TIL scoring is a complex procedure, and breast carcinomas are used as an example. Specific guidelines for scoring different tumors are provided in the references. Steps involved in VTA and/or CTA are tagged with these abbreviations. CTA according to TIL-WG guidelines involves TIL scoring in different tissue compartments. a Invasive edge is determined (red) and key confounding regions like necrosis (yellow) are delineated. b Within the central tumor, tumor-associated stroma is determined (green). Other considerations and steps are involved depending on histologic subtype, slide quality, and clinical context. c Determination of regions for inclusion or exclusion in the analysis in accordance with published guidelines. d Final score is estimated (visually) or calculated (computationally). In breast carcinomas, stromal TIL score (sTIL) is used clinically. Intratumoral TIL score (iTIL) is subject to more VTA variability, which has hampered the generation of evidence demonstrating prognostic value; perhaps CTA of iTILs will prove less variable and, consequently, prognostic. e The necessity of diverse pathologist annotations for robust analytical validation of computational models. Desmoplastic stroma may be misclassified as tumor regions; Vacuolated tumor may be misclassified as stroma; intermixed normal acini or ducts, DCIS/LCIS, and blood vessels may be misclassified as tumor; plasma cells are sometimes misclassified as carcinoma cells. Note that while the term “TILs” includes lymphocytes, plasma cells and other small mononuclear infiltrates, lumping these categories may not be optimal from an algorithm design perspective; plasma cells tend to be morphologically different from lymphocytes in nuclear texture, size, and visible cytoplasm. f Various computational approaches may be used for computational scoring.

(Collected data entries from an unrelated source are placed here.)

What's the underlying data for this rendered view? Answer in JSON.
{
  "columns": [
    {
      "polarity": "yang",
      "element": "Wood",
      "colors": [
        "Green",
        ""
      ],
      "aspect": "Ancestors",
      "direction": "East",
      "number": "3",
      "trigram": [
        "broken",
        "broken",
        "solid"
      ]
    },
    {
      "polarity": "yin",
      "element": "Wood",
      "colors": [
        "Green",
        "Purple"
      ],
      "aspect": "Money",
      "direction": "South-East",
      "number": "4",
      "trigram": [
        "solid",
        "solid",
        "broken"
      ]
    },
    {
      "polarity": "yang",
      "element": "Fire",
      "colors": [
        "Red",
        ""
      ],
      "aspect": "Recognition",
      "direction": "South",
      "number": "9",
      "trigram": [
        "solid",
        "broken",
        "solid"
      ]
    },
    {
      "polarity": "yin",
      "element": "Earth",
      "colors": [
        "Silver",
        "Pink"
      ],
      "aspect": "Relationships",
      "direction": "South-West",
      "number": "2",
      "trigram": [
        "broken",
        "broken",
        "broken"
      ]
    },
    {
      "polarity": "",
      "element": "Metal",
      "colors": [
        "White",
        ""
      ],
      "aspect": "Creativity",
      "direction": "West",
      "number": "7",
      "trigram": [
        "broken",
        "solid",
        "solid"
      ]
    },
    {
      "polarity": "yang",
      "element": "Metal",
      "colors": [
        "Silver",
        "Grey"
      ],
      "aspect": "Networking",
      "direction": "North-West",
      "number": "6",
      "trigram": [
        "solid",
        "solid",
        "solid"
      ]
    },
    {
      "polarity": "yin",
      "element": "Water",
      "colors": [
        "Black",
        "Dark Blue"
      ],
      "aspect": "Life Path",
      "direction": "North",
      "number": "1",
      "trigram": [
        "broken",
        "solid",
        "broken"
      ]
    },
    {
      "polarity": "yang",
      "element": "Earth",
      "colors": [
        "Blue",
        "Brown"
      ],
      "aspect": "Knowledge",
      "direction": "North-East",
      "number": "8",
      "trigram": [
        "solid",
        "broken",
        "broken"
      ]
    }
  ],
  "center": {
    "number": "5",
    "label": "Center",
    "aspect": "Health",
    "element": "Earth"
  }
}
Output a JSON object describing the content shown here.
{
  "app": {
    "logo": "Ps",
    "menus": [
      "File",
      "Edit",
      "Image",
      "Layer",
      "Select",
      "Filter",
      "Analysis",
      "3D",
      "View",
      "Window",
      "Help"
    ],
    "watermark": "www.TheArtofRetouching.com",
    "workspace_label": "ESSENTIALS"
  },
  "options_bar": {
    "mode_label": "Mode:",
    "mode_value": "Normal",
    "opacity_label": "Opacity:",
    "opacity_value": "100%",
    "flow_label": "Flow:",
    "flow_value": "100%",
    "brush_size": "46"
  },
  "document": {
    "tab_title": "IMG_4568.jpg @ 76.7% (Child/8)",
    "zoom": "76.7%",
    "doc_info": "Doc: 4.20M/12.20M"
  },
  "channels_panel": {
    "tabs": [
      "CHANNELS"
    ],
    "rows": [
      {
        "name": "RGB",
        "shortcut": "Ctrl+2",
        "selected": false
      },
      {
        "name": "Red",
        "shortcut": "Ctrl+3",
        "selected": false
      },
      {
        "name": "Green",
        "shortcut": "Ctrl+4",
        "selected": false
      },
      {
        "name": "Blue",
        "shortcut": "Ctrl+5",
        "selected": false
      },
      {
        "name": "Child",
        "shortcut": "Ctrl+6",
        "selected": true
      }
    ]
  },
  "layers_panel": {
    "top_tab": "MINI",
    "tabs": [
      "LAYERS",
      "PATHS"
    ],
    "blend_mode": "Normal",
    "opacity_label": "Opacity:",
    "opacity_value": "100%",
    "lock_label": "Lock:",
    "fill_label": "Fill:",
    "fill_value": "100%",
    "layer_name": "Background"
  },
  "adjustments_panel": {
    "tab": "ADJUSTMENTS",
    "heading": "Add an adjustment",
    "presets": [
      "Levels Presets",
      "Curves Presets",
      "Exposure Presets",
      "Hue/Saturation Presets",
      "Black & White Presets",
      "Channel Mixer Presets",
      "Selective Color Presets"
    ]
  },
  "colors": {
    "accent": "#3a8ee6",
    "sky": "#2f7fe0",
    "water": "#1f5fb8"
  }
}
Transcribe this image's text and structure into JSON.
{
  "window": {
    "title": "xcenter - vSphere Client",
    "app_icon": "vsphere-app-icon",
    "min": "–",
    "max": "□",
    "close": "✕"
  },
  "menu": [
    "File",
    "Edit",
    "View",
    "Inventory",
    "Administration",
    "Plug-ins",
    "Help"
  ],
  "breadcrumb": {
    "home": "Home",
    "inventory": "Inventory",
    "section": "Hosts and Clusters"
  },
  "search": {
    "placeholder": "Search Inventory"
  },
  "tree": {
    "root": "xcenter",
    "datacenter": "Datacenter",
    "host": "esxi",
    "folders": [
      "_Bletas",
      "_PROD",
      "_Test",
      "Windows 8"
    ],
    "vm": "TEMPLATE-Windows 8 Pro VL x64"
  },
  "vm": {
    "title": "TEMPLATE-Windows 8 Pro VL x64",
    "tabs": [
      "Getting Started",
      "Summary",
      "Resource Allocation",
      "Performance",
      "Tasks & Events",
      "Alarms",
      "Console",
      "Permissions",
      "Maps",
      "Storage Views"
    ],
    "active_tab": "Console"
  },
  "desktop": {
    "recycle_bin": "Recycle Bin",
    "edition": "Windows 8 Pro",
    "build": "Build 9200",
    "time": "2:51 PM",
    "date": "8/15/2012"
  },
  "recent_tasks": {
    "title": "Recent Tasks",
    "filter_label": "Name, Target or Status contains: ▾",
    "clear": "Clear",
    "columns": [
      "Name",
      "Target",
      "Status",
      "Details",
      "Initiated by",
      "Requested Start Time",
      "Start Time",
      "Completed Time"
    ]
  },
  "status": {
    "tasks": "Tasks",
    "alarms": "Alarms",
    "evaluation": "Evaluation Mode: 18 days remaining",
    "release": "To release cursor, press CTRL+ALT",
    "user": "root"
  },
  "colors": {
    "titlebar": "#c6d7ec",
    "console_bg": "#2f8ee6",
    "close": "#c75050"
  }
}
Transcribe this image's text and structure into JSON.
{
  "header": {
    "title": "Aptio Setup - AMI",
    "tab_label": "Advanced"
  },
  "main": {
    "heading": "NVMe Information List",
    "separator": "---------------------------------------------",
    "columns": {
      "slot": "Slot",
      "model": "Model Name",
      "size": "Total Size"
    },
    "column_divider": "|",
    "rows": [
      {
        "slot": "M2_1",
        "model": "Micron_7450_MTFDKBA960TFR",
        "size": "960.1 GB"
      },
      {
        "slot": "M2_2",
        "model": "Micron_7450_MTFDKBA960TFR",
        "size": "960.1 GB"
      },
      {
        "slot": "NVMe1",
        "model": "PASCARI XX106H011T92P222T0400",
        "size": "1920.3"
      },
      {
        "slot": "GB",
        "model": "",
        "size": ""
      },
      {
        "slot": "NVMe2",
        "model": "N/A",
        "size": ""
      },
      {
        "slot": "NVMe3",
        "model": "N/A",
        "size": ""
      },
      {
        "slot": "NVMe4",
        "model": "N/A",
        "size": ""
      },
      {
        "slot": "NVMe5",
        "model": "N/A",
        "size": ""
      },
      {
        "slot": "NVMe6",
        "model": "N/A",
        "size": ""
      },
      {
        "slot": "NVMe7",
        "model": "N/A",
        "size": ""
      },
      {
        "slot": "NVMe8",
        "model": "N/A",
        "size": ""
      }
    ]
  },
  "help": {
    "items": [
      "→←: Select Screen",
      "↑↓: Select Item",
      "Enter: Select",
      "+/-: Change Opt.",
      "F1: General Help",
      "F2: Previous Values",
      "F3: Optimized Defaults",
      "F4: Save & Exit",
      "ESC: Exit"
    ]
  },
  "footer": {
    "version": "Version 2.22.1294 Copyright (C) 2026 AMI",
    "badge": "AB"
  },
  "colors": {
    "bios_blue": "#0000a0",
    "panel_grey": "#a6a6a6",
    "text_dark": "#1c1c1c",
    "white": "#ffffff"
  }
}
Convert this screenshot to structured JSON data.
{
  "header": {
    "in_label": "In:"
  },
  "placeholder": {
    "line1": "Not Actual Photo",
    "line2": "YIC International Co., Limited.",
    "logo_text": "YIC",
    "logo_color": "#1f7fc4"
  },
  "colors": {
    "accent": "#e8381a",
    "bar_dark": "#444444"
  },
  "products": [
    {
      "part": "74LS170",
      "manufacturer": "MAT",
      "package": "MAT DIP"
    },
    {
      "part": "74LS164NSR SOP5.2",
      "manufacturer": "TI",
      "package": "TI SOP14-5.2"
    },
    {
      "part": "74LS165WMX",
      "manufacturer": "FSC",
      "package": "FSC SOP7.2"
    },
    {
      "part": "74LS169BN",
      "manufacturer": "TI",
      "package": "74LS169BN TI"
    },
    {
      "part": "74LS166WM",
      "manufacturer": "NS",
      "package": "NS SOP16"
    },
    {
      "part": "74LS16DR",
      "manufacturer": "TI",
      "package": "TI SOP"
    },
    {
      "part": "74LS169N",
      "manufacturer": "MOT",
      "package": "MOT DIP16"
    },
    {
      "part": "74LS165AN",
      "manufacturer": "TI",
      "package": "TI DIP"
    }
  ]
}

The more granular the algorithm is, the more accurate/useful it is likely to be, but—as a trade-off—the more it relies on exhaustive manual annotations from pathologists. The least granular approach is patch classification, followed by region delineation (segmentation), then object detection (individual TILs). A robust computational scoring algorithm likely utilizes a combination of these (and related) approaches.